Der Angriff habe sich gegen "den neuen Kommandeur des Flügels der Hamas-Terrororganisation und einen der Architekten des Massakers vom 7. Oktober" gerichtet, heißt es in einer gemeinsamen Erklärung von Ministerpräsident Benjamin Netanjahu und Verteidigungsminister Israel Katz.
Wie NTV berichtet, war Odeh beim Terrorangriff 2023 Chef des Hamas-Geheimdienstes.
Er wurde erst vor gut einer Woche zum Nachfolger von Essedine al-Haddad ernannt, der kurz zuvor bei einem israelischen Luftangriff ums Leben kam.
"Israel wird weiterhin alle verfolgen, die an dem Massaker vom 7. Oktober beteiligt waren", erklärten Netanjahu und Katz. "Früher oder später wird Israel sie alle zur Rechenschaft ziehen."
Die Hamas hat den Tod Odehs bislang nicht bestätigt.
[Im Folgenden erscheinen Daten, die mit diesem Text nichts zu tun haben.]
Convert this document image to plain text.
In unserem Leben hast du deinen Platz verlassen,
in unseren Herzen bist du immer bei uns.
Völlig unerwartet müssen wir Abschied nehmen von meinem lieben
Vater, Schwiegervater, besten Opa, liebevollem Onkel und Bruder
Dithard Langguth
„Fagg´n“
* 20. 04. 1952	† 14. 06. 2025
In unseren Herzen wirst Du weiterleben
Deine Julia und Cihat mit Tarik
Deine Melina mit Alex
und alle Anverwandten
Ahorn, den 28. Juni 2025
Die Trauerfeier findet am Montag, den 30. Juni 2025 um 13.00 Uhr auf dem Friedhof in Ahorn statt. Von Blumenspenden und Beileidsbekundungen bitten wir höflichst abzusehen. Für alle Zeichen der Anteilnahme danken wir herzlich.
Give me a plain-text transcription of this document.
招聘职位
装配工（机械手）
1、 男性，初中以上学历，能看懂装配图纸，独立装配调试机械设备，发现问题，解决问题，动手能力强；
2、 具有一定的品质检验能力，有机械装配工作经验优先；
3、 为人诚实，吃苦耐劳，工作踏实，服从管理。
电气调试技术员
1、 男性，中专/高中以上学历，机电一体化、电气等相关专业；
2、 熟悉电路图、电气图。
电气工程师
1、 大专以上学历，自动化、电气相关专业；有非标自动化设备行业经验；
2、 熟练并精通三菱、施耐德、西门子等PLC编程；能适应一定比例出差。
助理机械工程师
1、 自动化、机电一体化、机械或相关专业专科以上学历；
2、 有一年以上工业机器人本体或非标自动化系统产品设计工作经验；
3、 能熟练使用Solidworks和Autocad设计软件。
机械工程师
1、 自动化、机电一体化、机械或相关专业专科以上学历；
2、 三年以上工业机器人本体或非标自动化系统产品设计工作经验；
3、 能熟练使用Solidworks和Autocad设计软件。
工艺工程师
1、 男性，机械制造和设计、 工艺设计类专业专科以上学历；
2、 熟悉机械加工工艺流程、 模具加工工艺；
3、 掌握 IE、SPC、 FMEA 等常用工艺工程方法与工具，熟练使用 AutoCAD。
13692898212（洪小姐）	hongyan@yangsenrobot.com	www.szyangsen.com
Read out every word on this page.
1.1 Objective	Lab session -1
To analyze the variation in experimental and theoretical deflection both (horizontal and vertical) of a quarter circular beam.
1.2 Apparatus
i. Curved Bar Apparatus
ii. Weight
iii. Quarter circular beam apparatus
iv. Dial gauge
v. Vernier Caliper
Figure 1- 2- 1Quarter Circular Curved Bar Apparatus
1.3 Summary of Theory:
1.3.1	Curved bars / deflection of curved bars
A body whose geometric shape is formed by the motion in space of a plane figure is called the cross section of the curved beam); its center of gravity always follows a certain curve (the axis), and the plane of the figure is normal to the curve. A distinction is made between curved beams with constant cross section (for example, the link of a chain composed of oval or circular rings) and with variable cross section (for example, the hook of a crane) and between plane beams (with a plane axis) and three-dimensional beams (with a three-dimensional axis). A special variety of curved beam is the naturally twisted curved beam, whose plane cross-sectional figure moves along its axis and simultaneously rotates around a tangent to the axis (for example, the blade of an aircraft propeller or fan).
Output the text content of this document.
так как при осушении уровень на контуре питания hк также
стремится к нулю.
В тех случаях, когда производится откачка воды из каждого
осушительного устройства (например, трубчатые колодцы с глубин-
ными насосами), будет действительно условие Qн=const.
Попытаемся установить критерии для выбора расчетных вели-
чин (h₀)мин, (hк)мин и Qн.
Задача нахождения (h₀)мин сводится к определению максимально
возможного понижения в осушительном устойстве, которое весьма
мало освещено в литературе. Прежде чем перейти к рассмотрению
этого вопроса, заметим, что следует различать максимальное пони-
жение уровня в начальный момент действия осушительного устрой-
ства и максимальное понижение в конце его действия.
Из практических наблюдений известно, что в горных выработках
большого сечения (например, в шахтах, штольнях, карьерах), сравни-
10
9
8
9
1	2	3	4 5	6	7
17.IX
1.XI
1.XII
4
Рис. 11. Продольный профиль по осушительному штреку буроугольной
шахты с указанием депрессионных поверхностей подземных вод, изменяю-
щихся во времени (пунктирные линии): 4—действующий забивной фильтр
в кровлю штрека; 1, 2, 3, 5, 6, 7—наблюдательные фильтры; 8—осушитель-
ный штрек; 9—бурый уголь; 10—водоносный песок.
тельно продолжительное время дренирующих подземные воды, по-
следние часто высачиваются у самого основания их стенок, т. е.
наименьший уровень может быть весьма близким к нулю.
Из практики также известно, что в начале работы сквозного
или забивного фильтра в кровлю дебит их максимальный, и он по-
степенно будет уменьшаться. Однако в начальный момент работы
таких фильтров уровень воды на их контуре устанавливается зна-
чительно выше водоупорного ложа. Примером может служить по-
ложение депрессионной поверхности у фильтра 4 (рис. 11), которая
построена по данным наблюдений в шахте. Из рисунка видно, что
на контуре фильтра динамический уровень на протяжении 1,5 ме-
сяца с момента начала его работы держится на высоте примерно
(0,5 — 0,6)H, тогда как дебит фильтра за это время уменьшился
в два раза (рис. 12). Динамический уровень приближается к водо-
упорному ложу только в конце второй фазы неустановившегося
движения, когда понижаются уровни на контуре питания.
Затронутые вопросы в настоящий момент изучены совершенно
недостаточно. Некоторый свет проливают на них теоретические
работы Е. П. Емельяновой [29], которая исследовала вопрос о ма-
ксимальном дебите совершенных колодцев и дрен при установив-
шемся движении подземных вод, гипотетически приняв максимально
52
Aus Hamas-nahen Kreisen hieß es aber, das Ausmaß und die Intensität des Angriffs hätten Spekulationen genährt, dass Odeh das Ziel gewesen sei. Bei dem Luftangriff im Viertel Rimal im Westen von Gaza-Stadt gab es nach Angaben der Hamas-kontrollierten Zivilschutzbehörde drei Tote und 20 Verletzte.
Am 7. Oktober 2023 waren Hamas-Kämpfer und ihre Verbündeten vom Gazastreifen aus nach Israel eingedrungen.
Bei Massakern im Süden des Landes töteten sie mehr als 1.220 Menschen, darunter auch vier österreichisch-israelische Doppelstaatsbürger. 251 Opfer verschleppten sie als Geiseln. Israel hat seitdem zahlreiche Hamas-Anführer ausgeschaltet, darunter Jahja Sinwar und Mohammed Deif.